Blame Trump, not ICE, for immigration detainee nightmare
Democrats are playing into President Trump’s hands by their calls to abolish ICE.
Demanding the elimination of the U.S. Immigration and Customs Enforcement Agency may feel good. But it misses this key point: ICE is merely enforcing Trump policies that regard every immigrant as a security threat.
And, oh, by the way, ICE doesn’t just enforce immigration. Bay Area residents should recognize that ICE is one of the primary federal agencies responsible for combating human trafficking, which is a serious California issue. ICE also is charged with slowing the intellectual property theft that costs the tech industry billions every year.
The real problem is Trump and the bully he picked to head ICE.
The protests against the president’s zero tolerance policy should continue. But the focus needs to shift. It’s a simple matter of power. Protesters must concentrate their efforts on flipping the House and Senate in November and then electing a president in 2020 who will put ICE’s priorities in order.
Trump and Republicans see the current immigration debate as a winning political issue. The GOP leadership made that clear last week when they vowed to bring Democratic legislation to abolish ICE to the House floor for a vote. San Jose Rep. Zoe Lofgren points out that Republicans see it as a way to foster further division in the country and claim that Democrats are for open borders.
But it isn’t Democrats who have separated more than 2,000 children from their families. Nor is it Democrats who abandoned the Dreamers, arguing that the Dream Act’s young recipients were taking jobs from citizens.
The calls to abolish ICE mushroomed in recent weeks in the wake of the appalling separation of families at the United States-Mexico border. They really caught fire after liberal challenger Alexandria Ocasio-Cortez ran on the issue and upset New York Rep. Joe Crowley in a New York primary. On Thursday, Reps. Mark Pocan, D-Wis., Pramila Jayapal, D-Wash., and Adriano Espaillat, D-N.Y., introduced their legislation to terminate ICE and transfer its functions to other agencies. They now say they’ll vote against their own legislation if House Speaker Paul Ryan calls for a floor vote.
ICE is a relatively new agency, established in 2003 after the 9/11 attacks. Under the Obama administration, ICE’s primary focus was removing undocumented immigrants who were guilty of serious crimes. But Trump earlier this year changed that approach, calling for massive raids of thousands of undocumented immigrants, regardless of whether they had a criminal history.

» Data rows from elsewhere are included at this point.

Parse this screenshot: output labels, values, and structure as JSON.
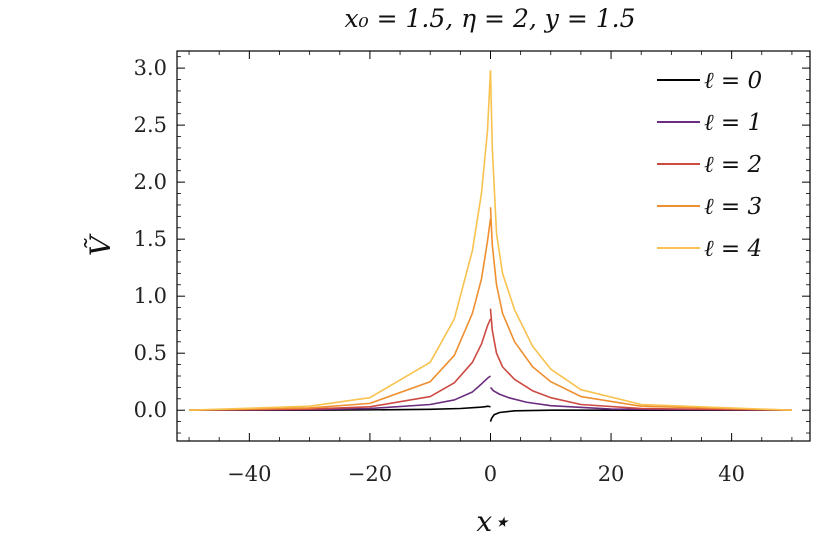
{
  "chart_data": {
    "type": "line",
    "title": "x₀ = 1.5, η = 2, y = 1.5",
    "xlabel": "x⋆",
    "ylabel": "Ṽ",
    "xlim": [
      -52,
      53
    ],
    "ylim": [
      -0.27,
      3.15
    ],
    "x_ticks": [
      -40,
      -20,
      0,
      20,
      40
    ],
    "x_tick_labels": [
      "−40",
      "−20",
      "0",
      "20",
      "40"
    ],
    "y_ticks": [
      0.0,
      0.5,
      1.0,
      1.5,
      2.0,
      2.5,
      3.0
    ],
    "y_tick_labels": [
      "0.0",
      "0.5",
      "1.0",
      "1.5",
      "2.0",
      "2.5",
      "3.0"
    ],
    "grid": false,
    "legend_position": "top-right",
    "series": [
      {
        "name": "ℓ = 0",
        "color": "#000000",
        "left": [
          [
            -50,
            0.0
          ],
          [
            -30,
            0.0
          ],
          [
            -20,
            0.003
          ],
          [
            -10,
            0.008
          ],
          [
            -5,
            0.015
          ],
          [
            -2,
            0.025
          ],
          [
            -1,
            0.03
          ],
          [
            -0.4,
            0.035
          ],
          [
            0,
            0.03
          ]
        ],
        "right": [
          [
            0,
            -0.1
          ],
          [
            0.2,
            -0.07
          ],
          [
            0.6,
            -0.04
          ],
          [
            1.5,
            -0.02
          ],
          [
            4,
            -0.005
          ],
          [
            10,
            0.0
          ],
          [
            50,
            0.0
          ]
        ]
      },
      {
        "name": "ℓ = 1",
        "color": "#6b2d7e",
        "left": [
          [
            -50,
            0.0
          ],
          [
            -30,
            0.005
          ],
          [
            -20,
            0.015
          ],
          [
            -10,
            0.05
          ],
          [
            -6,
            0.09
          ],
          [
            -3,
            0.16
          ],
          [
            -1.5,
            0.23
          ],
          [
            -0.5,
            0.28
          ],
          [
            0,
            0.3
          ]
        ],
        "right": [
          [
            0,
            0.2
          ],
          [
            0.5,
            0.17
          ],
          [
            1.5,
            0.14
          ],
          [
            3,
            0.11
          ],
          [
            6,
            0.07
          ],
          [
            10,
            0.04
          ],
          [
            20,
            0.01
          ],
          [
            50,
            0.0
          ]
        ]
      },
      {
        "name": "ℓ = 2",
        "color": "#cc4a42",
        "left": [
          [
            -50,
            0.0
          ],
          [
            -30,
            0.01
          ],
          [
            -20,
            0.03
          ],
          [
            -10,
            0.12
          ],
          [
            -6,
            0.24
          ],
          [
            -3,
            0.42
          ],
          [
            -1.5,
            0.58
          ],
          [
            -0.5,
            0.74
          ],
          [
            0,
            0.8
          ]
        ],
        "right": [
          [
            0,
            0.89
          ],
          [
            0.3,
            0.7
          ],
          [
            1,
            0.5
          ],
          [
            2,
            0.38
          ],
          [
            4,
            0.27
          ],
          [
            7,
            0.17
          ],
          [
            10,
            0.11
          ],
          [
            15,
            0.05
          ],
          [
            25,
            0.015
          ],
          [
            50,
            0.0
          ]
        ]
      },
      {
        "name": "ℓ = 3",
        "color": "#ef8f2f",
        "left": [
          [
            -50,
            0.0
          ],
          [
            -30,
            0.02
          ],
          [
            -20,
            0.06
          ],
          [
            -10,
            0.25
          ],
          [
            -6,
            0.48
          ],
          [
            -3,
            0.85
          ],
          [
            -1.5,
            1.15
          ],
          [
            -0.5,
            1.48
          ],
          [
            0,
            1.68
          ]
        ],
        "right": [
          [
            0,
            1.78
          ],
          [
            0.3,
            1.45
          ],
          [
            1,
            1.1
          ],
          [
            2,
            0.85
          ],
          [
            4,
            0.6
          ],
          [
            7,
            0.38
          ],
          [
            10,
            0.25
          ],
          [
            15,
            0.12
          ],
          [
            25,
            0.035
          ],
          [
            50,
            0.0
          ]
        ]
      },
      {
        "name": "ℓ = 4",
        "color": "#f8c24e",
        "left": [
          [
            -50,
            0.0
          ],
          [
            -30,
            0.035
          ],
          [
            -20,
            0.11
          ],
          [
            -10,
            0.42
          ],
          [
            -6,
            0.8
          ],
          [
            -3,
            1.4
          ],
          [
            -1.5,
            1.9
          ],
          [
            -0.5,
            2.45
          ],
          [
            0,
            2.98
          ]
        ],
        "right": [
          [
            0,
            2.98
          ],
          [
            0.3,
            2.3
          ],
          [
            1,
            1.55
          ],
          [
            2,
            1.2
          ],
          [
            4,
            0.88
          ],
          [
            7,
            0.56
          ],
          [
            10,
            0.36
          ],
          [
            15,
            0.18
          ],
          [
            25,
            0.05
          ],
          [
            50,
            0.0
          ]
        ]
      }
    ]
  }
}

ICE doesn’t patrol the U.S. borders. That job goes to Customs and Border Protection. But ICE is responsible for housing adult detainees, and the Trump administration should have a system in place to reunite parents and their children in a timely fashion.
Some immigrants have serious criminal histories and need to be deported. But most immigrants are in this country because the United States depends on them to provide critical labor. Abolishing ICE won’t prevent Trump from persisting in his senseless approach to immigration. That requires either a new president or a Congress that will stand up for a more sensible approach to immigration issues.
The calls to abolish ICE mushroomed in recent weeks in the wake of the appalling separation of families at the Mexico border.